Fraud accusations continue to lack evidence
President Donald Trump must have been thinking of voters like letter-writer Anna Mae Maly when he said, “I could stand in the middle of 5th Avenue and shoot someone, and I wouldn’t lose voters.”
Only a cult-like devotion to Trump could allow someone to believe, as she does, that the 2020 presidential election was stolen.
Trump has a sordid history of lying about elections. When he lost the 2016 Iowa caucuses to Ted Cruz, Trump said it was stolen.
When he lost the popular vote in 2016 by nearly 3 million votes, he claimed he won because millions of undocumented Americans voted for Hillary Clinton. No fraud was discovered.
After Trump lost this year’s election by more than 7 million votes, he launched a litigation barrage of more than 60 lawsuits across the country. The result: a complete failure to prove any fraud. Many of those cases were heard by Republican-appointed judges who eviscerated Trump’s completely unsupported arguments to overturn an election and disenfranchise millions of people.
Maly cites Peter Navarro’s report as evidence the Democrats stole the election. I consider Navarro to be a Trump sycophant with no election expertise.
Instead of offering evidence of voter fraud, Navarro suggests that it exists because Trump was ahead earlier on election night.
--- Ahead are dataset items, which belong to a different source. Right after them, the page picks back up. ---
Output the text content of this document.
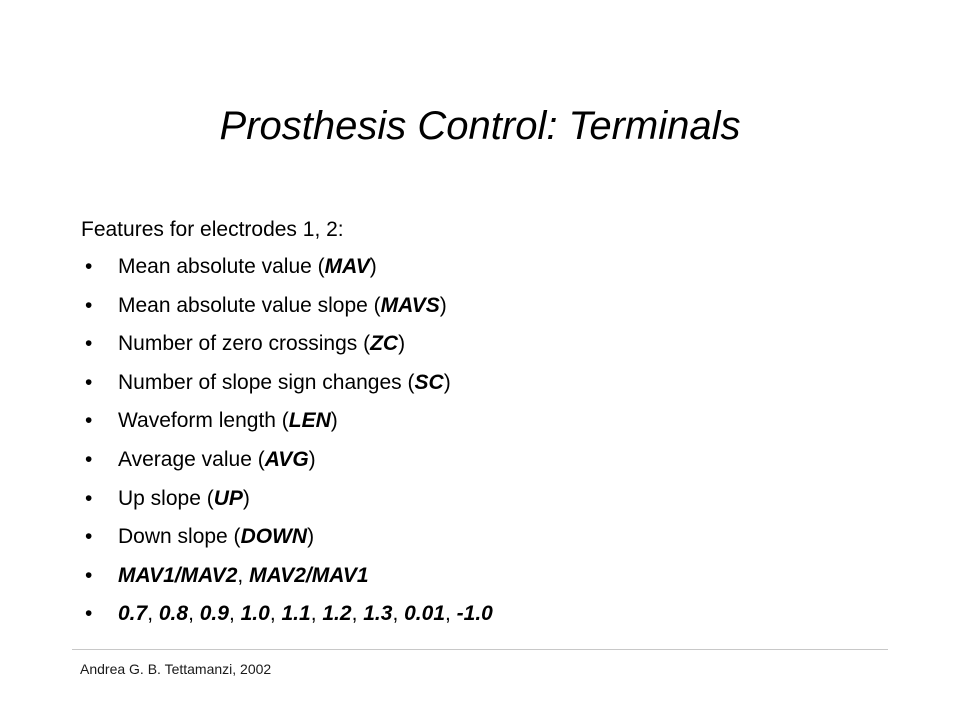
Prosthesis Control: Terminals
Features for electrodes 1, 2:
• Mean absolute value (MAV)
• Mean absolute value slope (MAVS)
• Number of zero crossings (ZC)
• Number of slope sign changes (SC)
• Waveform length (LEN)
• Average value (AVG)
• Up slope (UP)
• Down slope (DOWN)
• MAV1/MAV2, MAV2/MAV1
• 0.7, 0.8, 0.9, 1.0, 1.1, 1.2, 1.3, 0.01, -1.0
Andrea G. B. Tettamanzi, 2002
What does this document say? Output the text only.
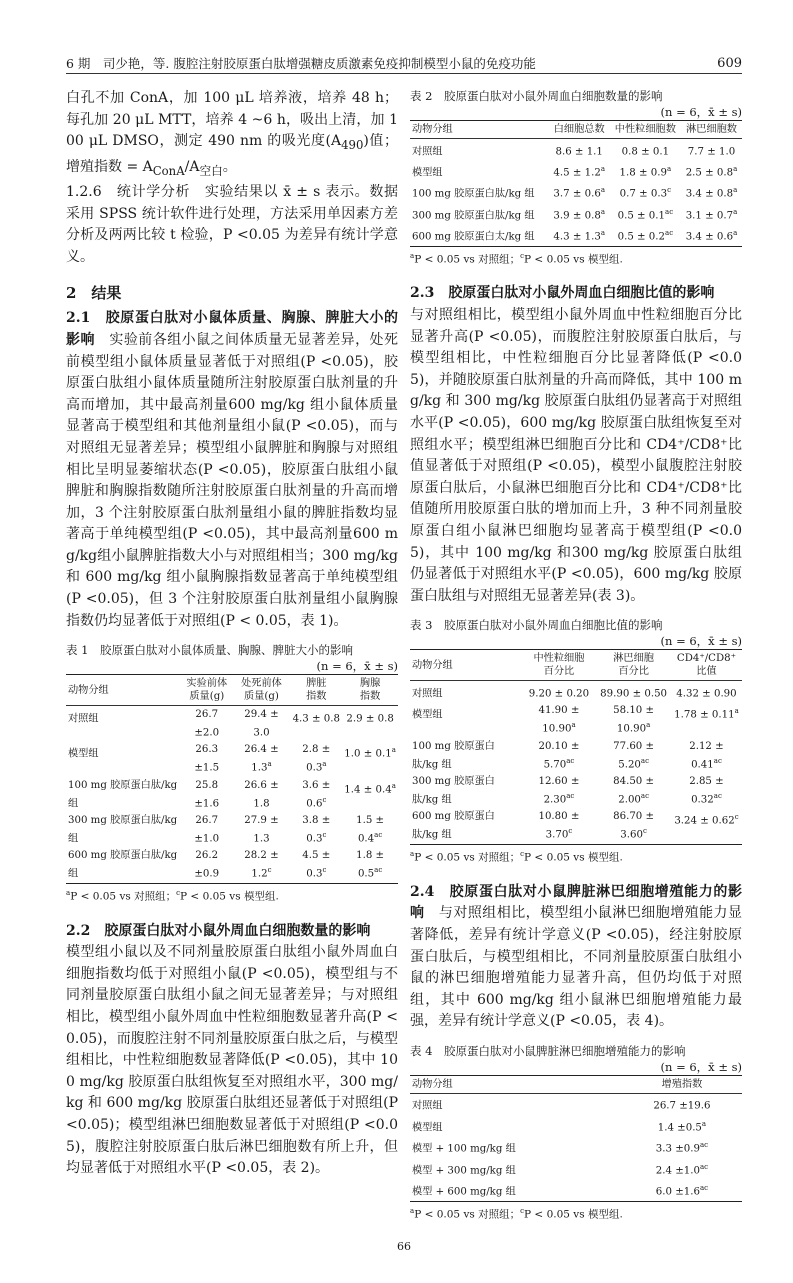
6 期　司少艳，等. 腹腔注射胶原蛋白肽增强糖皮质激素免疫抑制模型小鼠的免疫功能	609

白孔不加 ConA，加 100 μL 培养液，培养 48 h；每孔加 20 μL MTT，培养 4 ~6 h，吸出上清，加 100 μL DMSO，测定 490 nm 的吸光度$(A_{490})$值；增殖指数 = $A_{ConA}/A_{空白}$。

1.2.6　统计学分析　实验结果以 x̄ ± s 表示。数据采用 SPSS 统计软件进行处理，方法采用单因素方差分析及两两比较 t 检验，P <0.05 为差异有统计学意义。

2　结果

2.1　胶原蛋白肽对小鼠体质量、胸腺、脾脏大小的影响　实验前各组小鼠之间体质量无显著差异，处死前模型组小鼠体质量显著低于对照组(P <0.05)，胶原蛋白肽组小鼠体质量随所注射胶原蛋白肽剂量的升高而增加，其中最高剂量600 mg/kg 组小鼠体质量显著高于模型组和其他剂量组小鼠(P <0.05)，而与对照组无显著差异；模型组小鼠脾脏和胸腺与对照组相比呈明显萎缩状态(P <0.05)，胶原蛋白肽组小鼠脾脏和胸腺指数随所注射胶原蛋白肽剂量的升高而增加，3 个注射胶原蛋白肽剂量组小鼠的脾脏指数均显著高于单纯模型组(P <0.05)，其中最高剂量600 mg/kg组小鼠脾脏指数大小与对照组相当；300 mg/kg和 600 mg/kg 组小鼠胸腺指数显著高于单纯模型组(P <0.05)，但 3 个注射胶原蛋白肽剂量组小鼠胸腺指数仍均显著低于对照组(P < 0.05，表 1)。

表 1　胶原蛋白肽对小鼠体质量、胸腺、脾脏大小的影响
(n = 6，x̄ ± s)
动物分组	实验前体
质量(g)	处死前体
质量(g)	脾脏
指数	胸腺
指数
对照组	26.7 ±2.0	29.4 ± 3.0	4.3 ± 0.8	2.9 ± 0.8
模型组	26.3 ±1.5	26.4 ± 1.3$^a$	2.8 ± 0.3$^a$	1.0 ± 0.1$^a$
100 mg 胶原蛋白肽/kg 组	25.8 ±1.6	26.6 ± 1.8	3.6 ± 0.6$^c$	1.4 ± 0.4$^a$
300 mg 胶原蛋白肽/kg 组	26.7 ±1.0	27.9 ± 1.3	3.8 ± 0.3$^c$	1.5 ± 0.4$^{ac}$
600 mg 胶原蛋白肽/kg 组	26.2 ±0.9	28.2 ± 1.2$^c$	4.5 ± 0.3$^c$	1.8 ± 0.5$^{ac}$
$^a$P < 0.05 vs 对照组；$^c$P < 0.05 vs 模型组.

2.2　胶原蛋白肽对小鼠外周血白细胞数量的影响

模型组小鼠以及不同剂量胶原蛋白肽组小鼠外周血白细胞指数均低于对照组小鼠(P <0.05)，模型组与不同剂量胶原蛋白肽组小鼠之间无显著差异；与对照组相比，模型组小鼠外周血中性粒细胞数显著升高(P <0.05)，而腹腔注射不同剂量胶原蛋白肽之后，与模型组相比，中性粒细胞数显著降低(P <0.05)，其中 100 mg/kg 胶原蛋白肽组恢复至对照组水平，300 mg/kg 和 600 mg/kg 胶原蛋白肽组还显著低于对照组(P <0.05)；模型组淋巴细胞数显著低于对照组(P <0.05)，腹腔注射胶原蛋白肽后淋巴细胞数有所上升，但均显著低于对照组水平(P <0.05，表 2)。

表 2　胶原蛋白肽对小鼠外周血白细胞数量的影响
(n = 6，x̄ ± s)
动物分组	白细胞总数	中性粒细胞数	淋巴细胞数
对照组	8.6 ± 1.1	0.8 ± 0.1	7.7 ± 1.0
模型组	4.5 ± 1.2$^a$	1.8 ± 0.9$^a$	2.5 ± 0.8$^a$
100 mg 胶原蛋白肽/kg 组	3.7 ± 0.6$^a$	0.7 ± 0.3$^c$	3.4 ± 0.8$^a$
300 mg 胶原蛋白肽/kg 组	3.9 ± 0.8$^a$	0.5 ± 0.1$^{ac}$	3.1 ± 0.7$^a$
600 mg 胶原蛋白太/kg 组	4.3 ± 1.3$^a$	0.5 ± 0.2$^{ac}$	3.4 ± 0.6$^a$
$^a$P < 0.05 vs 对照组；$^c$P < 0.05 vs 模型组.

2.3　胶原蛋白肽对小鼠外周血白细胞比值的影响

与对照组相比，模型组小鼠外周血中性粒细胞百分比显著升高(P <0.05)，而腹腔注射胶原蛋白肽后，与模型组相比，中性粒细胞百分比显著降低(P <0.05)，并随胶原蛋白肽剂量的升高而降低，其中 100 mg/kg 和 300 mg/kg 胶原蛋白肽组仍显著高于对照组水平(P <0.05)，600 mg/kg 胶原蛋白肽组恢复至对照组水平；模型组淋巴细胞百分比和 CD4⁺/CD8⁺比值显著低于对照组(P <0.05)，模型小鼠腹腔注射胶原蛋白肽后，小鼠淋巴细胞百分比和 CD4⁺/CD8⁺比值随所用胶原蛋白肽的增加而上升，3 种不同剂量胶原蛋白组小鼠淋巴细胞均显著高于模型组(P <0.05)，其中 100 mg/kg 和300 mg/kg 胶原蛋白肽组仍显著低于对照组水平(P <0.05)，600 mg/kg 胶原蛋白肽组与对照组无显著差异(表 3)。

表 3　胶原蛋白肽对小鼠外周血白细胞比值的影响
(n = 6，x̄ ± s)
动物分组	中性粒细胞
百分比	淋巴细胞
百分比	CD4⁺/CD8⁺
比值
对照组	9.20 ± 0.20	89.90 ± 0.50	4.32 ± 0.90
模型组	41.90 ± 10.90$^a$	58.10 ± 10.90$^a$	1.78 ± 0.11$^a$
100 mg 胶原蛋白肽/kg 组	20.10 ± 5.70$^{ac}$	77.60 ± 5.20$^{ac}$	2.12 ± 0.41$^{ac}$
300 mg 胶原蛋白肽/kg 组	12.60 ± 2.30$^{ac}$	84.50 ± 2.00$^{ac}$	2.85 ± 0.32$^{ac}$
600 mg 胶原蛋白肽/kg 组	10.80 ± 3.70$^c$	86.70 ± 3.60$^c$	3.24 ± 0.62$^c$
$^a$P < 0.05 vs 对照组；$^c$P < 0.05 vs 模型组.

2.4　胶原蛋白肽对小鼠脾脏淋巴细胞增殖能力的影响　与对照组相比，模型组小鼠淋巴细胞增殖能力显著降低，差异有统计学意义(P <0.05)，经注射胶原蛋白肽后，与模型组相比，不同剂量胶原蛋白肽组小鼠的淋巴细胞增殖能力显著升高，但仍均低于对照组，其中 600 mg/kg 组小鼠淋巴细胞增殖能力最强，差异有统计学意义(P <0.05，表 4)。

表 4　胶原蛋白肽对小鼠脾脏淋巴细胞增殖能力的影响
(n = 6，x̄ ± s)
动物分组	增殖指数
对照组	26.7 ±19.6
模型组	1.4 ±0.5$^a$
模型 + 100 mg/kg 组	3.3 ±0.9$^{ac}$
模型 + 300 mg/kg 组	2.4 ±1.0$^{ac}$
模型 + 600 mg/kg 组	6.0 ±1.6$^{ac}$
$^a$P < 0.05 vs 对照组；$^c$P < 0.05 vs 模型组.
66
As more ballots were counted, Trump fell behind. That’s known as counting ballots, not voter fraud.
Meanwhile, nearly one of every 1,000 Americans has died of COVID-19.
Trump continues to ignore the pandemic and rage about his loss. Meanwhile, citizens like Maly still think Trump “made America great again,” when his lack of focus on COVID-19 caused needless death and suffering.